A world so carefully marked between out and in, us and them — where each spring ‘we bump our children’s heads against the boundary stones, so that they’ll not forget where they and all of us belong’ — is in the process of being turned inside out. The whole terrible story, entirely absorbing, has been a subplot in the larger narrative of progress, as town, in the person of a new master, encroaches on village, and the old deep ways of farming are displaced by sheep. All told and slowly understood by Walter, himself an outsider up to 10 or so years ago (a blink of the eye in this world), the story holds us in suspense with its minute and exquisite observation of every particular until, like the unsuspecting villagers, we are let go, left to contemplate ‘wherever is awaiting us.’
Crace’s latest novel, the outwardly unassuming yet surreptitiously thought-provoking Harvest, is a moral fable that takes place during one of England’s intermittent enclosure movements when title holders to shared land, or ‘commons,’ fenced it off and evicted the peasants who farmed it. Harvest, narrated in the present tense by Walter Thirsk, one such peasant farmer, is set against the backdrop of a rise in the wool trade that impels landowners to convert their farms into sheep pastures … The two story lines’ linchpin is Walter, whom Crace endows with compassion and a contemplative demeanor. Walter is also remarkably eloquent, which enlivens his descriptions of everything from emotional turmoil to flora and fauna, but strains credibility … Crace generally avoids letting characters slip into caricaturesque embodiment of larger phenomena, a frequent occurrence in parables. And in lending itself to metaphor, Harvest attains a haunting and almost subversive quality.
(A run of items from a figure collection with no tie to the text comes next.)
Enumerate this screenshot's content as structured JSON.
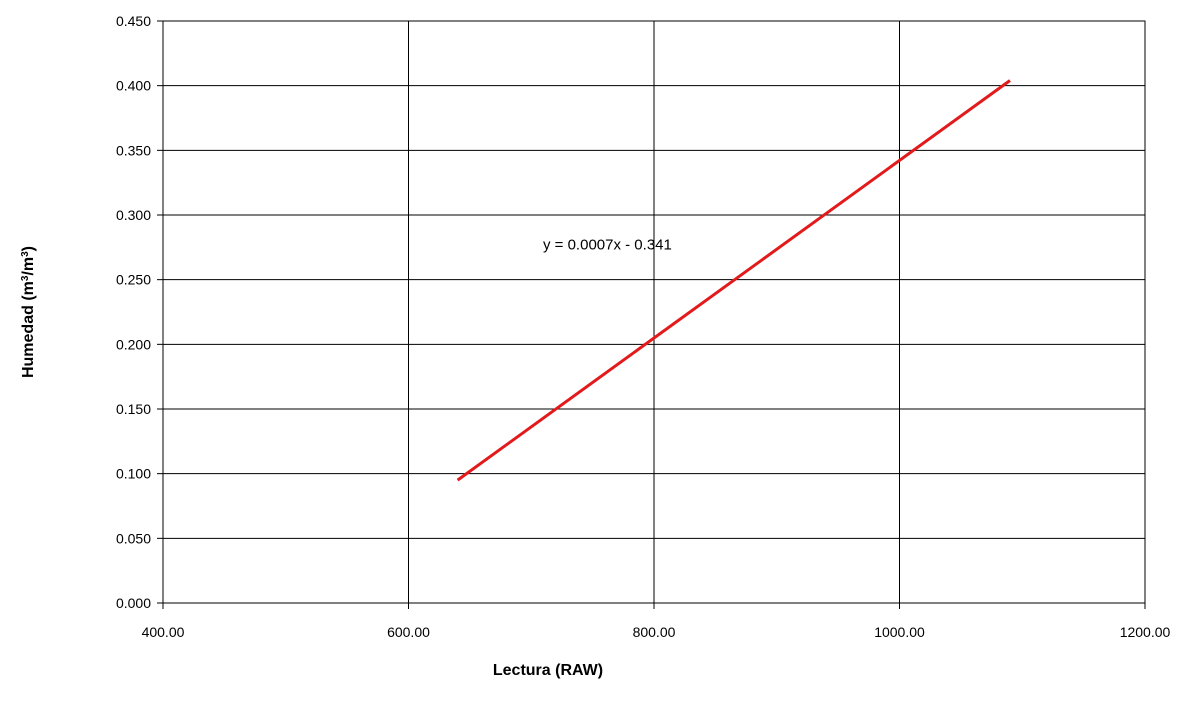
{
  "chart_data": {
    "type": "line",
    "xlabel": "Lectura  (RAW)",
    "ylabel_main": "Humedad (m",
    "ylabel_sup1": "3",
    "ylabel_mid": "/m",
    "ylabel_sup2": "3",
    "ylabel_end": ")",
    "xlim": [
      400,
      1200
    ],
    "ylim": [
      0,
      0.45
    ],
    "x_ticks": [
      400,
      600,
      800,
      1000,
      1200
    ],
    "x_tick_labels": [
      "400.00",
      "600.00",
      "800.00",
      "1000.00",
      "1200.00"
    ],
    "y_ticks": [
      0,
      0.05,
      0.1,
      0.15,
      0.2,
      0.25,
      0.3,
      0.35,
      0.4,
      0.45
    ],
    "y_tick_labels": [
      "0.000",
      "0.050",
      "0.100",
      "0.150",
      "0.200",
      "0.250",
      "0.300",
      "0.350",
      "0.400",
      "0.450"
    ],
    "grid": true,
    "series": [
      {
        "color": "#e31a1c",
        "x": [
          640,
          1090
        ],
        "y": [
          0.095,
          0.404
        ]
      }
    ],
    "annotation": {
      "text": "y = 0.0007x - 0.341",
      "x": 780,
      "y": 0.277
    }
  }
}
Walter is well-tuned to be this story's narrator. As a relatively well-educated widower who's sidelined from work because of a hand injury, all he can do is watch. And Walter, via Crace, is a fine observer. One of the pleasures of Harvest is the degree of precision with which Crace imagines this small town, from its sexual peccadillos to its justice system to its (broken) leadership to its bad habits … So if Harvest is an allegory, what is it an allegory of? Take your pick: Terrorism, prejudice, insularity. Encroaching technology is Crace's greatest concern, though, especially the way it reshapes our very thinking.
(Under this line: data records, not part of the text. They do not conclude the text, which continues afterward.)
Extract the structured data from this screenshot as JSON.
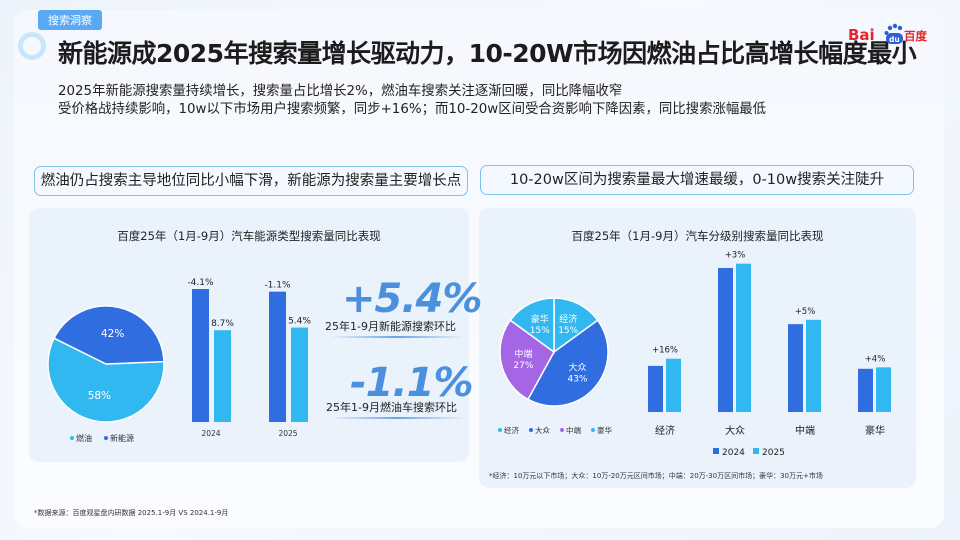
{
  "header": {
    "tag": "搜索洞察",
    "title": "新能源成2025年搜索量增长驱动力，10-20W市场因燃油占比高增长幅度最小",
    "subtitle_1": "2025年新能源搜索量持续增长，搜索量占比增长2%，燃油车搜索关注逐渐回暖，同比降幅收窄",
    "subtitle_2": "受价格战持续影响，10w以下市场用户搜索频繁，同步+16%；而10-20w区间受合资影响下降因素，同比搜索涨幅最低",
    "logo_text_1": "Bai",
    "logo_text_2": "du",
    "logo_text_3": "百度"
  },
  "left": {
    "pill": "燃油仍占搜索主导地位同比小幅下滑，新能源为搜索量主要增长点",
    "big_1": "+5.4%",
    "big_1_label": "25年1-9月新能源搜索环比",
    "big_2": "-1.1%",
    "big_2_label": "25年1-9月燃油车搜索环比"
  },
  "right": {
    "pill": "10-20w区间为搜索量最大增速最缓，0-10w搜索关注陡升",
    "note": "*经济：10万元以下市场；大众：10万-20万元区间市场；中端：20万-30万区间市场；豪华：30万元+市场"
  },
  "footer": {
    "source": "*数据来源：百度观星盘内研数据 2025.1-9月 VS 2024.1-9月"
  },
  "colors": {
    "dark_blue": "#2f6de1",
    "light_blue": "#32b8f0",
    "purple": "#a566e6",
    "accent": "#4a90dd"
  },
  "chart_data": [
    {
      "type": "pie",
      "title": "",
      "labels": [
        "燃油",
        "新能源"
      ],
      "values": [
        58,
        42
      ],
      "value_labels": [
        "58%",
        "42%"
      ],
      "legend_position": "bottom-left"
    },
    {
      "type": "bar",
      "title": "百度25年（1月-9月）汽车能源类型搜索量同比表现",
      "categories": [
        "2024",
        "2025"
      ],
      "series": [
        {
          "name": "燃油",
          "values": [
            -4.1,
            -1.1
          ],
          "labels": [
            "-4.1%",
            "-1.1%"
          ],
          "relative_height": [
            1.0,
            0.98
          ]
        },
        {
          "name": "新能源",
          "values": [
            8.7,
            5.4
          ],
          "labels": [
            "8.7%",
            "5.4%"
          ],
          "relative_height": [
            0.69,
            0.71
          ]
        }
      ]
    },
    {
      "type": "pie",
      "title": "",
      "labels": [
        "经济",
        "大众",
        "中端",
        "豪华"
      ],
      "values": [
        15,
        43,
        27,
        15
      ],
      "value_labels": [
        "15%",
        "43%",
        "27%",
        "15%"
      ],
      "legend_position": "bottom-left"
    },
    {
      "type": "bar",
      "title": "百度25年（1月-9月）汽车分级别搜索量同比表现",
      "categories": [
        "经济",
        "大众",
        "中端",
        "豪华"
      ],
      "series": [
        {
          "name": "2024",
          "values": [
            0.32,
            1.0,
            0.61,
            0.3
          ]
        },
        {
          "name": "2025",
          "values": [
            0.37,
            1.03,
            0.64,
            0.31
          ]
        }
      ],
      "growth_labels": [
        "+16%",
        "+3%",
        "+5%",
        "+4%"
      ],
      "legend_position": "bottom"
    }
  ]
}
This brooding tale opens innocently enough. ‘Two twists of smoke at a time of year too warm for cottage fires surprise us at first light,’ Walter observes. One comes from a strangers' encampment, the other from the village lord's dovecote, maliciously set alight. The fires will have dreadful consequences, but Crace lets the machinery of tragedy idle while he describes the nature of each … The novel's soaring drama remains rooted, however, in a landscape that is rhapsodically evoked.
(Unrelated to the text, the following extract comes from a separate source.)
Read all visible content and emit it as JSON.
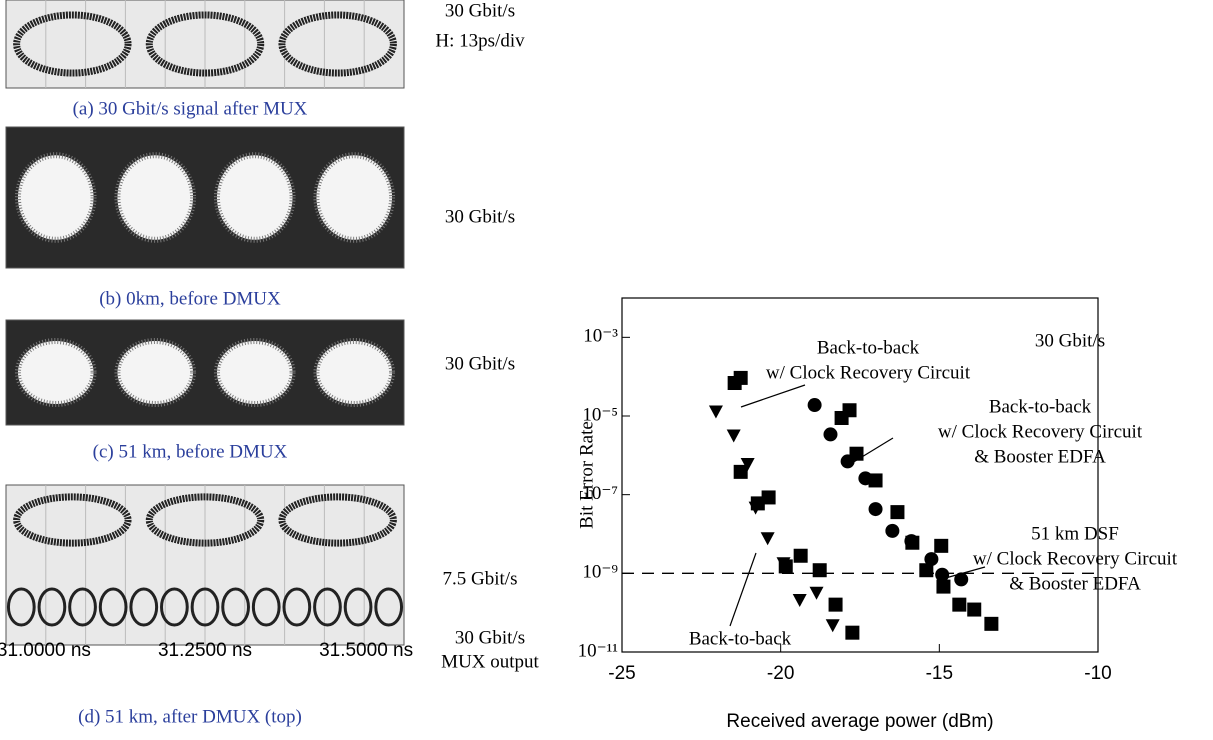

Rarely does language so plainspoken and elemental tell a story so richly open to interpretation on so many different levels. Is this a religious allegory? An apocalyptic fable? A mystery? A meditation on the human condition? With economy and grace, the award-winning Crace gives his work a simplicity and symmetry that belie the disturbances beneath the consciousness of its narrator. It’s a narrative without specifics of time or place, in the countryside of the author’s native England, following a harvest that will prove different than any the villagers have ever experienced, in a locale where, explains the narrator, ‘We do not even have a title for the village. It is just The Village. And it’s surrounded by The Land.’